Clint. They love him here as much as anywhere. The 10.45 showing at Cine Punta Carretas is sold out, as was the screening before. When we leave the cinema, Ana asks me if I like Clint. And I genuinely can’t answer. I don’t know what I think. Clint is like the Grand Canyon, I say. He’s there. You can’t like or dislike him anymore than you can like or dislike the Grand Canyon. Ana says she’s never been to the Grand Canyon, and I acknowledge that neither have I. She doesn’t seem to think my theory makes much sense, but it’s the only one I have.

What you can say about Clint is that he knows how to make a film. He knows what you need, what you don’t need. You need a sympathetic if flawed hero with a journey to go on. You need others to learn from that journey. You need bad guys who will be overcome. You need lashings of Vietnamese food, men talking like men, and a shoot-out at the end. OK the last three aren’t essential. Gran Torino is both an affectionate paean to the fading frontier values of the United States, and a jaundiced side swipe at the way those values have become corroded by its consumer culture. In a way it’s a film that’s all about neighbourliness, and society, with the Huong Vietnamese community that has moved into Clint’s barrio possessing these virtues which his own white community has neglected. I could go on a tangent about child rearing in the affluent West in comparison to other, poorer parts of the world, but it’s not strictly speaking relevant.

At the heart of the film, as ever, is Clint, a figure who has become symbolic of something of which no-one’s entirely sure what.
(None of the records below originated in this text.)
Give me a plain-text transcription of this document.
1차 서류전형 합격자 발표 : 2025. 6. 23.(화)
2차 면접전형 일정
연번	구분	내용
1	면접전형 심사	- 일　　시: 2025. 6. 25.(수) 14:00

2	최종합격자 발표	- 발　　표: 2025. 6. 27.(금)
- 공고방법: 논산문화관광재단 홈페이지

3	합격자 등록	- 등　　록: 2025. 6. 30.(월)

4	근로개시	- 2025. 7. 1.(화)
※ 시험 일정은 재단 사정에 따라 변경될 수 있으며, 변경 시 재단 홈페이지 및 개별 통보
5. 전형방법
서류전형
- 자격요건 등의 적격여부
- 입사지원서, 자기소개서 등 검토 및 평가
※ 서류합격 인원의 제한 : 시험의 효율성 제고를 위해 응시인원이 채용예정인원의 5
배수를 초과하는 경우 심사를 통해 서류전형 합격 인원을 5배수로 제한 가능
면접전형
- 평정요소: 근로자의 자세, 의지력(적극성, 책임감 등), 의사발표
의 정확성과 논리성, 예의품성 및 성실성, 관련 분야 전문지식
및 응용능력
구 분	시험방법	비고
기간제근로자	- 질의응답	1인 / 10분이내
A kind of individualistic, libertarian icon, gun-toting, unafraid to use violence if he feels the need is there. And yet even this apparently self-evident image is undercut by the film’s closing sequence, where Walt rejects the way of the gun, and the audience isn’t given what they expect. Which could be construed as something of a betrayal by those who have bought into the image Clint has been steadfastly cultivating over decades (with the help of Leone).

Maybe Clint himself doesn’t know what to make of Clint, as he ages, a journey shared by his character Walt. When Walt talks about killing lots of men in the war, it could be Clint talking about the trail of bodies in his cinematic career. The way of the gun is seductive and efficacious, as well as being crowd pleasing, but is there a hint of regret for a career chiselled from the eyes of a figure who’s unafraid to kill?